Beth Anne asintió. ¿Había sido eso una pequeña mueca de disgusto, además? Como si estuviera enojada consigo misma por haber sido descuidada y dejar alguna pista de su paradero.
– ¿Y te mudaste a Portland para estar cerca de mí?
Liz sonrió.
– Supongo que sí. Empecé a buscarte pero perdí el valor.
A Liz se le llenaron los ojos de lágrimas mientras su hija seguía examinando la habitación. La casa era pequeña, sí, pero los muebles, los aparatos electrónicos y el equipamiento eran de primera clase… las recompensas del duro trabajo de Liz durante los últimos años. Dos sentimientos combatían dentro de la mujer: casi esperaba que la muchacha se sintiera tentada a reconciliarse con su madre al ver cuánto dinero tenía Liz, pero también que Beth Anne se sintiera avergonzada ante tanta opulencia, ya que la ropa y las alhajas baratas de su hija sugerían que luchaba por su supervivencia.
El silencio era como fuego. A Liz le quemaba la piel, y el corazón.
Beth Anne abrió la mano izquierda, hasta entonces cerrada en un puño, y su madre advirtió un diminuto anillo de compromiso y un simple cintillo de oro.
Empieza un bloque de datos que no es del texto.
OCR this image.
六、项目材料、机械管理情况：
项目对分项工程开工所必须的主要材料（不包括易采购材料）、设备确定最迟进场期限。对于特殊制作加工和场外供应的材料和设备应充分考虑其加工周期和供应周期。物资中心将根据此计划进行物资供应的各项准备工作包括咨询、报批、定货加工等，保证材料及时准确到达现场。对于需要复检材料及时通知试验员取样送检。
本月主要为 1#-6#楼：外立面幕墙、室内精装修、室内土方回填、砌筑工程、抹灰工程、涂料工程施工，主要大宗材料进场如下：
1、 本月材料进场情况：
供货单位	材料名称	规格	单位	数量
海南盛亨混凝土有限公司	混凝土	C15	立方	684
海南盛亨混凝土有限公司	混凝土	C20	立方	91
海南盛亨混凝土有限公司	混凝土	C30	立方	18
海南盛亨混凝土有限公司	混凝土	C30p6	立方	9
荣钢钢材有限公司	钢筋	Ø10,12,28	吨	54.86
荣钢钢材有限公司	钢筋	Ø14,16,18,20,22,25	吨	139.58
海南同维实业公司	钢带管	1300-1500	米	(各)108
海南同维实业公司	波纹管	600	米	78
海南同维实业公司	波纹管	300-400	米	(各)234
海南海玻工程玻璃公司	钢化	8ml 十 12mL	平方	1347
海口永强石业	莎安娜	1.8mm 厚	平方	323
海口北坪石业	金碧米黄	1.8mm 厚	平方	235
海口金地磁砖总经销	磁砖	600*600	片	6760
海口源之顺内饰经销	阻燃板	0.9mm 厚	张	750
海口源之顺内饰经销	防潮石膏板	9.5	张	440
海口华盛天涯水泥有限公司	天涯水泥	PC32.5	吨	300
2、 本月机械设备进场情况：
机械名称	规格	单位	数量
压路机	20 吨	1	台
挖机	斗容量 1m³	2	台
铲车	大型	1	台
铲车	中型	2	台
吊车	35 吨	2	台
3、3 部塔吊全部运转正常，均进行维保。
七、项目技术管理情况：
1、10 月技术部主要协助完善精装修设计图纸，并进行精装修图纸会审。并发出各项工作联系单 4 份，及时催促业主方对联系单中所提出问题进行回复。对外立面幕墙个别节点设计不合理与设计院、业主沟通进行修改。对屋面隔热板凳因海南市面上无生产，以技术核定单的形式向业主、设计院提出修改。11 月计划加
Las lágrimas brotaron de sus ojos.
– ¿Te has…?
La joven siguió la mirada de su madre, clavada en el anillo. Asintió.
Liz se preguntó qué clase de hombre sería su hijo político. ¿Sería alguien amable como Jim, alguien que pudiera atemperar la díscola personalidad de la muchacha? ¿O sería duro? ¿Como la propia Beth Anne?
– ¿Tienes hijos? -preguntó Liz.
– Eso no es de tu incumbencia.
– ¿Estás trabajando?
– ¿Me estás preguntando si he cambiado, madre?
Liz no quería escuchar la respuesta a esa pregunta y continuó rápidamente para preparar el terreno.
– Estuve pensando -dijo, y la desesperación tiñó su voz-, que tal vez pudiera trasladarme a Seattle. Podríamos vernos… incluso podríamos trabajar juntas. Podríamos asociarnos. Mitad y mitad. Lo pasaríamos tan bien. Siempre creí que seríamos de lo mejor, las dos juntas. Siempre soñé…
– ¿Tú y yo trabajando juntas, madre? -dijo Beth Anne, mirando hacia el cuarto de costura y señalando con la cabeza la máquina de coser, los percheros llenos de vestidos-. Esa no es mi vida. Nunca lo fue. Nunca podría serlo. Después de todos estos años, todavía no lo entiendes, ¿no es cierto?